The cleans sounded particularly sweet. Matched with some delay, I had a lot of fun with this guitar. While it’s one of the most expensive on this list, I consider it to be a worthwhile purchase for the experienced player looking for a quality, American-made upgrade.
Is there a winner?
At the end of the day, the long-standing debate of choosing a champion between the Fender Telecaster and Stratocaster is like choosing your favorite kid. Both are tools for different purposes.
One is better at vacuuming the rugs, the other mowing the lawn. I always say that the best way to purchase any guitar is to try them all out, blindfolded, without throwing caution to price. A cheaper guitar may catch your fancy over the more expensive model, or vice-versa. Perhaps a model you’ve never considered before will go home with you.
However, if I were stranded on a desert island, I’d make sure to bring the American Special Stratocaster. I’ve always loved the feel of a Stratocaster. It is beyond a shadow of a doubt the most comfortable guitar I have ever played.

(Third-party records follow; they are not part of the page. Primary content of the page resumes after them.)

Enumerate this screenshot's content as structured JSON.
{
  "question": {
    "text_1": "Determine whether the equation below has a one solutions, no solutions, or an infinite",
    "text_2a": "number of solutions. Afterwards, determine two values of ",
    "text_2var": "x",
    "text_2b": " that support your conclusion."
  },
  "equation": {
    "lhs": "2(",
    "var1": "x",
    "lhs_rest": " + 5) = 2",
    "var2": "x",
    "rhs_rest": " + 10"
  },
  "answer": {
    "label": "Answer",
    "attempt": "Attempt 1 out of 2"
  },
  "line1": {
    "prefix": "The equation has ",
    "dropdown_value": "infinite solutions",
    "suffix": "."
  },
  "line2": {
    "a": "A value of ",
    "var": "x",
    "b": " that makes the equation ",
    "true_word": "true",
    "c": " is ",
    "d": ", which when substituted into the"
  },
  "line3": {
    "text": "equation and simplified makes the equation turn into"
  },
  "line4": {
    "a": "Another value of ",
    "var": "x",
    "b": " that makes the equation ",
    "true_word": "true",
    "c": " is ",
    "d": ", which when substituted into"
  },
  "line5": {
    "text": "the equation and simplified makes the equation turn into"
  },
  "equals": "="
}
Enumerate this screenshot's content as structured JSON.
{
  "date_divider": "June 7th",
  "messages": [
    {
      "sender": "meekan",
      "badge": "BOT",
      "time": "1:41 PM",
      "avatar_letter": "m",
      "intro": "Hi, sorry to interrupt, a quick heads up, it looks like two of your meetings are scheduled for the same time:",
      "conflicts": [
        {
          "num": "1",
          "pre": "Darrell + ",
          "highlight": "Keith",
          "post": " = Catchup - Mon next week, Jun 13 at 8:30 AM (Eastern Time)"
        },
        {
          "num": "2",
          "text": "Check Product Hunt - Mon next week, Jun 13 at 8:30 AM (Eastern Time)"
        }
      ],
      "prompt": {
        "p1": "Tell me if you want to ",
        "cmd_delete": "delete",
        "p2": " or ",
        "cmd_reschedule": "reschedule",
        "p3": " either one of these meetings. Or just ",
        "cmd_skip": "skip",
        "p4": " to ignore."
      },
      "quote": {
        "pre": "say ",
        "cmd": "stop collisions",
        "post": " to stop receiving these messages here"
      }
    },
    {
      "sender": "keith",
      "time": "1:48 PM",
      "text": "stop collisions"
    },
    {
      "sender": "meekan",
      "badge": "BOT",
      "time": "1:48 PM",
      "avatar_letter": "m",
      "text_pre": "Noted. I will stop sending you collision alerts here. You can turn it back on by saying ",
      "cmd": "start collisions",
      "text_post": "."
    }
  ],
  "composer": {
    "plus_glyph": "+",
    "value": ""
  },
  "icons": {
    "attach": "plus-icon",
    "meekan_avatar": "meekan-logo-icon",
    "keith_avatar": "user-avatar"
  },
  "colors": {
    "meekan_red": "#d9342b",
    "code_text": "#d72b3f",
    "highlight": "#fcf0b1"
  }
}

Then again, so is every strat.
They are simple in design, easy to configure, and oh-so diverse in sound. My favorite players have proven to me that anything can be done on a Stratocaster. While I was pleasantly surprised by some of the Telecasters in this review, I find that they lack the tonal variety found in most Strats. It’s almost like two for the price of one, or even sometimes 5 – all at the flip of a switch.